Document Type : Original Article
Molecular Genetics Department, Faculty of Biological Sciences, Tarbiat Modares University, Tehran, Iran
Patrick G. Johnston Centre for Cancer Research, Queen's University Belfast, Belfast, UK
Department of Biomolecular Sciences, University of Urbino, Via Saffi Urbino, Italy
Cardiogenetic Research Center, Rajaie Cardiovascular Medical and Research Center, Iran University of Medical Sciences, Tehran, Iran
Department of Biology, Science and Research branch, Islamic Azad University, Tehran, Iran
Objective: The human large intergenic non-coding RNA-regulator of reprogramming program (linc-ROR) is known as a
stem cell specific linc-RNA. linc-ROR counteracts differentiation via sequestering microRNA-145 (miR-145) that targets OCT4 transcript. Despite the research on the expression and function, the exact structure of Linc-ROR transcripts is not clear. Considering the contribution of alternative splicing in transcripts structures and function, identifying different spliced variants of linc-ROR is necessary for further functional analyses. We aimed to find the alternatively spliced transcripts of linc-ROR and investigate their expression pattern in stem and cancer cell lines and during neural differentiation of NT2 cells as a model for understanding linc-ROR role in stem cell and differentiation.

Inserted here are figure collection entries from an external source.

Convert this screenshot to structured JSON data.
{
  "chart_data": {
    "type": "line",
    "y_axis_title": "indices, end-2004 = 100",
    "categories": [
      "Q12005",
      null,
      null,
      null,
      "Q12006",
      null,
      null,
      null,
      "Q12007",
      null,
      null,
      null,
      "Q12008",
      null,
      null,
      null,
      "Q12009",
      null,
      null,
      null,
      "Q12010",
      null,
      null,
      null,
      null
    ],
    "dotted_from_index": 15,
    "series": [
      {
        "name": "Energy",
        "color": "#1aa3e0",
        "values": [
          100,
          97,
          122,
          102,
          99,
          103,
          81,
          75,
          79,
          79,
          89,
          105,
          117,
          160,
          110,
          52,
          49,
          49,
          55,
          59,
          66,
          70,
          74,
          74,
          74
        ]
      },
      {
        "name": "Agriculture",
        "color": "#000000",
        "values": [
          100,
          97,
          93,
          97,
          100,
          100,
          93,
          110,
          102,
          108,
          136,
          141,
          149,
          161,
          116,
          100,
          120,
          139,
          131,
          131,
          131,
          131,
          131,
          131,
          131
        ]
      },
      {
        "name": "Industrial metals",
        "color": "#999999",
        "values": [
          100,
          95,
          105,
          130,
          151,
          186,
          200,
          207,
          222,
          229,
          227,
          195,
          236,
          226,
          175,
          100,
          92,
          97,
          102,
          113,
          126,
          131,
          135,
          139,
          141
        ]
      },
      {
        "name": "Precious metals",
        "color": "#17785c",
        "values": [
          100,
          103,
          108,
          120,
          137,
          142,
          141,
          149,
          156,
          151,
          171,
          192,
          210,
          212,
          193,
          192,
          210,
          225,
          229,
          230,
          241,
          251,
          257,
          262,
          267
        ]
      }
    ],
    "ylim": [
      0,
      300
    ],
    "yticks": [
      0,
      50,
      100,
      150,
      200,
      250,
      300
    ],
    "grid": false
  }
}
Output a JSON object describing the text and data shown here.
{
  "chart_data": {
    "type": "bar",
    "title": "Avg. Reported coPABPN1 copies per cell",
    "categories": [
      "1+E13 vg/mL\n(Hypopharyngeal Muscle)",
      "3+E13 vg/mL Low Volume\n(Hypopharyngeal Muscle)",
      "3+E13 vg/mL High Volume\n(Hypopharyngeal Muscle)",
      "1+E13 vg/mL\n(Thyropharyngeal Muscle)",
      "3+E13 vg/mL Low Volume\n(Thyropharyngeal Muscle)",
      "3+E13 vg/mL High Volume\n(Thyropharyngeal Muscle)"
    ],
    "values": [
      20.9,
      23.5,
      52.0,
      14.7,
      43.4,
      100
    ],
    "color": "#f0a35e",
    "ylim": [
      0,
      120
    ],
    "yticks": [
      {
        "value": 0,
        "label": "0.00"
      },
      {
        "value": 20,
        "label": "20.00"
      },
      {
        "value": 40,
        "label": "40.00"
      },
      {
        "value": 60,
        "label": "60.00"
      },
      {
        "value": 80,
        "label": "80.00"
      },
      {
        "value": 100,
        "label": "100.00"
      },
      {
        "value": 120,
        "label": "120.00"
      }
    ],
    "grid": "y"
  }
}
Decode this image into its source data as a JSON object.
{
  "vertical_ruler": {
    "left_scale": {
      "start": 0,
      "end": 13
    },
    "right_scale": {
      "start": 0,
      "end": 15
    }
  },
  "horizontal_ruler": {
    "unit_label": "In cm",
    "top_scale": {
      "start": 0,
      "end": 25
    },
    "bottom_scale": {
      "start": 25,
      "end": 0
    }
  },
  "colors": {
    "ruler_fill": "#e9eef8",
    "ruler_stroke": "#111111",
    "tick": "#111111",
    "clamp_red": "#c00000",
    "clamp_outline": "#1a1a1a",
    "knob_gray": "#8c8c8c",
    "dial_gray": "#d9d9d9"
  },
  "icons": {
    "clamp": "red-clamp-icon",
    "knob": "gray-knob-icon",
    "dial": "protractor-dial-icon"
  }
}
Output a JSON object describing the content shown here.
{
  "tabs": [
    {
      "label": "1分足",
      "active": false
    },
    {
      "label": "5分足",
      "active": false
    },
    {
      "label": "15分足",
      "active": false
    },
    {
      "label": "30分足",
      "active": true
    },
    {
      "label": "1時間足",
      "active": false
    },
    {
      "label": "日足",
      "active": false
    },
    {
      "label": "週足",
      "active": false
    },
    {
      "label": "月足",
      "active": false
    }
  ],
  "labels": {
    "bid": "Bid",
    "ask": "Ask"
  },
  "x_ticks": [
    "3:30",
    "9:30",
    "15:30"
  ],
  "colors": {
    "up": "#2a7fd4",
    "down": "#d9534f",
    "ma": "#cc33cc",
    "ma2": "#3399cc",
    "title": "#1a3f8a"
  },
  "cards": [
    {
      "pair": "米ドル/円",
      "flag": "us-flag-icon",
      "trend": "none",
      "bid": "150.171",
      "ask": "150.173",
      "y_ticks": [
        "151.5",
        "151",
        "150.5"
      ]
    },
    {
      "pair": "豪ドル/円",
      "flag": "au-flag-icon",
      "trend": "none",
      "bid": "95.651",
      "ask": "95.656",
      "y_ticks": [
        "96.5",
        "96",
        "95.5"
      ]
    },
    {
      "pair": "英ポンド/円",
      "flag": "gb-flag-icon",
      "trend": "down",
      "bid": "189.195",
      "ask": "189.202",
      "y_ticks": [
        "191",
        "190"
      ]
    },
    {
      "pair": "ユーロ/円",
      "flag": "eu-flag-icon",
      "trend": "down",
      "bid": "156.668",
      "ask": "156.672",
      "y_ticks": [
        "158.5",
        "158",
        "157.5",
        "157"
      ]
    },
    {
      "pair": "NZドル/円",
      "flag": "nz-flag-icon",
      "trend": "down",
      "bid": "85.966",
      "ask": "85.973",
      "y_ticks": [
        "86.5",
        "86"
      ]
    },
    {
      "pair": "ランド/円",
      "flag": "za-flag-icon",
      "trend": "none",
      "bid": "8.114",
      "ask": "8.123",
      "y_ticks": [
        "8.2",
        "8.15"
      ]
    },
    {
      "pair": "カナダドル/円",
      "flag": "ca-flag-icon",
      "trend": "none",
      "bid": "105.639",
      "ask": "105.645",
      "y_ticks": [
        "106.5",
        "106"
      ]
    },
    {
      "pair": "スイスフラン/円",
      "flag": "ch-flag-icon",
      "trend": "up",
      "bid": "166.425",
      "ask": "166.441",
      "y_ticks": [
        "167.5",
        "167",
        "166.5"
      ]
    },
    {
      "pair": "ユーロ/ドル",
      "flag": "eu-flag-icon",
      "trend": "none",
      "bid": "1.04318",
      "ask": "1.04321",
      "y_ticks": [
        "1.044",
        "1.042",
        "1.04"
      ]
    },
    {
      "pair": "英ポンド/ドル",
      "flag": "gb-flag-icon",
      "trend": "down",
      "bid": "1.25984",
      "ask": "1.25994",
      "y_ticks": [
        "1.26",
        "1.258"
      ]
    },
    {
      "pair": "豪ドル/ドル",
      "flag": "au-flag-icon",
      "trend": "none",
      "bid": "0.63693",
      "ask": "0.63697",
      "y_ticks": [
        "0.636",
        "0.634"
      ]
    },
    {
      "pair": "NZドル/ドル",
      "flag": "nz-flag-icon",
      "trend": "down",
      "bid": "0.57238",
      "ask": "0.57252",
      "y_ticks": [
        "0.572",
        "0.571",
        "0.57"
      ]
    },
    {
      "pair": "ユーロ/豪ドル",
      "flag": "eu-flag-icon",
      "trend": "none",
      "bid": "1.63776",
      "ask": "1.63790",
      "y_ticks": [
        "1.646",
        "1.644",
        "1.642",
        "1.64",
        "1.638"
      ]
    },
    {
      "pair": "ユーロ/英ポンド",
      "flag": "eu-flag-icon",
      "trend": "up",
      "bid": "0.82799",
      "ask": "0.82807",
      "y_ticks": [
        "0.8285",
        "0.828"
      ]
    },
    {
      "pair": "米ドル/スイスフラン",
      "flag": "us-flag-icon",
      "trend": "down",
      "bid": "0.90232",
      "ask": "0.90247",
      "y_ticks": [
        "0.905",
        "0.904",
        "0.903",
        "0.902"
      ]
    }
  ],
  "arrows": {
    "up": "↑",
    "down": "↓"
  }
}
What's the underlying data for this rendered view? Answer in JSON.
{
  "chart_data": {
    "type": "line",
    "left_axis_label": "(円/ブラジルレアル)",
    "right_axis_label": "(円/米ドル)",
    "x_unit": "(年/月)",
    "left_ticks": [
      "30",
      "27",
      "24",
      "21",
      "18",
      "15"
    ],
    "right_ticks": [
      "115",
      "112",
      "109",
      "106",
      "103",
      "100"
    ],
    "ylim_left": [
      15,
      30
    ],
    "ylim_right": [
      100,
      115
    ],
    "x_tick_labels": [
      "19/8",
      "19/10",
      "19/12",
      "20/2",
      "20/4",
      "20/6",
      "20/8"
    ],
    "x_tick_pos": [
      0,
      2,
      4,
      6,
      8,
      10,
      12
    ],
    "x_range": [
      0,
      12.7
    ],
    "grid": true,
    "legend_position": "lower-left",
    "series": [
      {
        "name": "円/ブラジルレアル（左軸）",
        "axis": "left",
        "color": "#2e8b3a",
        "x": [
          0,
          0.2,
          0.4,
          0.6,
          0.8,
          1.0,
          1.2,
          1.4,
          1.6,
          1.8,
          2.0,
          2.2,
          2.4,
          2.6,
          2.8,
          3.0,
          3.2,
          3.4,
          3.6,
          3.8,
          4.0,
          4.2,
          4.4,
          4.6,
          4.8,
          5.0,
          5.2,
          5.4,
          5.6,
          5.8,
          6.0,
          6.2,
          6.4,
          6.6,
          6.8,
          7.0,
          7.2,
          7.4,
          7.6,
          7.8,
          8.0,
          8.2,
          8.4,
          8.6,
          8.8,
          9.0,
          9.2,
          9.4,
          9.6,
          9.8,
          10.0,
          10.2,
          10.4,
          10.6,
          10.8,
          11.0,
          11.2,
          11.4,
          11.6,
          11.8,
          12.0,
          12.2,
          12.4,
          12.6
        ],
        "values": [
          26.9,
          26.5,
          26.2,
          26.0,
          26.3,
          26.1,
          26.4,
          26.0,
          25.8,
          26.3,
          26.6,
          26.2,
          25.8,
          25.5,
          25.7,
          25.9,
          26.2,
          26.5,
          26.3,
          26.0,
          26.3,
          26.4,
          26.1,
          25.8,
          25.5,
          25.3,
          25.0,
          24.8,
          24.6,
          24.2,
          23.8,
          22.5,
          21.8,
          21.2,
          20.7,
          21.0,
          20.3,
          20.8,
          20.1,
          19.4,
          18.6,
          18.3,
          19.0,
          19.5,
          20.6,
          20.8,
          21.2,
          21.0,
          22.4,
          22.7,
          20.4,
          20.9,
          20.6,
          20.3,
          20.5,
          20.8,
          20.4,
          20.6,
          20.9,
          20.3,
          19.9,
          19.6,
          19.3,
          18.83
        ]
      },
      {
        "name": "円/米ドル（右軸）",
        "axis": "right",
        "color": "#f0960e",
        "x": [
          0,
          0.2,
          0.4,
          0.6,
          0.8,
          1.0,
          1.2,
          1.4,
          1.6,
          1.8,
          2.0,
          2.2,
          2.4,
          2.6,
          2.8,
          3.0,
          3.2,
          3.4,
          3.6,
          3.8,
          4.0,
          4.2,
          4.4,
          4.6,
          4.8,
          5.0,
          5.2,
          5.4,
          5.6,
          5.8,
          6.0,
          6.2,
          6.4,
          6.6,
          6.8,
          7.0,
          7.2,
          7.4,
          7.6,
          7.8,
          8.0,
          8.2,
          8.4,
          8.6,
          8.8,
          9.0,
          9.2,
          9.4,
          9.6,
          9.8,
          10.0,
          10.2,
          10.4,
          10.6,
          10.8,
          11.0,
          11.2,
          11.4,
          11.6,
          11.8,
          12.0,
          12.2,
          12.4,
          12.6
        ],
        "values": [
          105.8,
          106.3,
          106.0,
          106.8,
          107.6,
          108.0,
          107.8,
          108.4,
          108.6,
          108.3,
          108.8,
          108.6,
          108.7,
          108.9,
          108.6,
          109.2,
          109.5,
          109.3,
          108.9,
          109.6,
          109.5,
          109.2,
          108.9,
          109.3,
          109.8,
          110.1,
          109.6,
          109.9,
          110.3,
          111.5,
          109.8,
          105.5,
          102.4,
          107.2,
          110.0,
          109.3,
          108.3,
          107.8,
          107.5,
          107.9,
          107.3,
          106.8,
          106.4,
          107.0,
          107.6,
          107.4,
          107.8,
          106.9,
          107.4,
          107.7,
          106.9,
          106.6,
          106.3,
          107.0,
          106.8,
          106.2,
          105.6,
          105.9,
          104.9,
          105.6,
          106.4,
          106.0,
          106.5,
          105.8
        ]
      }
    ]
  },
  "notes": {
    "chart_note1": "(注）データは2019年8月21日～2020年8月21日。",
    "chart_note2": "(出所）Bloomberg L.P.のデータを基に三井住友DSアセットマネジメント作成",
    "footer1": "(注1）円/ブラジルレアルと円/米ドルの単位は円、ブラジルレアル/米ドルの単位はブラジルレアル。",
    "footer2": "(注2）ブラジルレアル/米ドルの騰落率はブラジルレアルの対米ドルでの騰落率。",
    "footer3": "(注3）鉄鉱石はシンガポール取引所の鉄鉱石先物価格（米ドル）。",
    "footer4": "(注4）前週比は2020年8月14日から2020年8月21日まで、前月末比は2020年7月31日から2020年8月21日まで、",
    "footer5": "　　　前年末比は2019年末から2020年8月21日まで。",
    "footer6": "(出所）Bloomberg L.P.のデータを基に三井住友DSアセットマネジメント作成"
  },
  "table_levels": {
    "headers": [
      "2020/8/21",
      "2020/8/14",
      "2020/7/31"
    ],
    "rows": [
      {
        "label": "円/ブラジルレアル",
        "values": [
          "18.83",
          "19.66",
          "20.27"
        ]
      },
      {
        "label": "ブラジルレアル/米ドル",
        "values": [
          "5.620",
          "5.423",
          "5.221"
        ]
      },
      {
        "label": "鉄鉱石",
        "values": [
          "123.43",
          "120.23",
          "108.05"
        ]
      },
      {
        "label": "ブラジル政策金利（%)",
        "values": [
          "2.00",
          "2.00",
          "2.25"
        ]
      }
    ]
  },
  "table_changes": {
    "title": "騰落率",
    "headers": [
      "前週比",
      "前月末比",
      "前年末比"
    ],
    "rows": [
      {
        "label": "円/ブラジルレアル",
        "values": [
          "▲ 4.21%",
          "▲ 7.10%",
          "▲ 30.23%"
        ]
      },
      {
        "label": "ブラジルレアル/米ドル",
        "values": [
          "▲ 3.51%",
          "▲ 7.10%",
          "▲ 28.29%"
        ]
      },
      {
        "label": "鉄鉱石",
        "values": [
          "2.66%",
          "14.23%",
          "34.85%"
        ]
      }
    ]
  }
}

Materials and Methods: In this experimental study, linc-ROR locus was scanned for identifying novel exons. Different primer sets were used to detect new spliced variants by reverse transcription polymerase chain reaction (RT-PCR) and direct sequencing. Quantitative PCR (qPCR) and RT-PCR were employed to profile expression of linc-ROR transcripts in different cell lines and during neural differentiation of stem cells.
Results: We could discover 13 novel spliced variants of linc-ROR harboring unique array of exons. Our work uncovered
six novel exons, some of which were the product of exonized transposable elements. Monitoring expression profile of the linc-ROR spliced variants in a panel of pluripotent and non-pluripotent cells exhibited that all transcripts were primarily expressed in pluripotent cells. Moreover, the examined linc-ROR spliced variants showed a similar downregulation during neural differentiation of NT2 cells.
Conclusion: Altogether, our data showed despite the difference in the structure and composition of exons, various spliced variants of linc-ROR showed similar expression pattern in stem cells and through differentiation.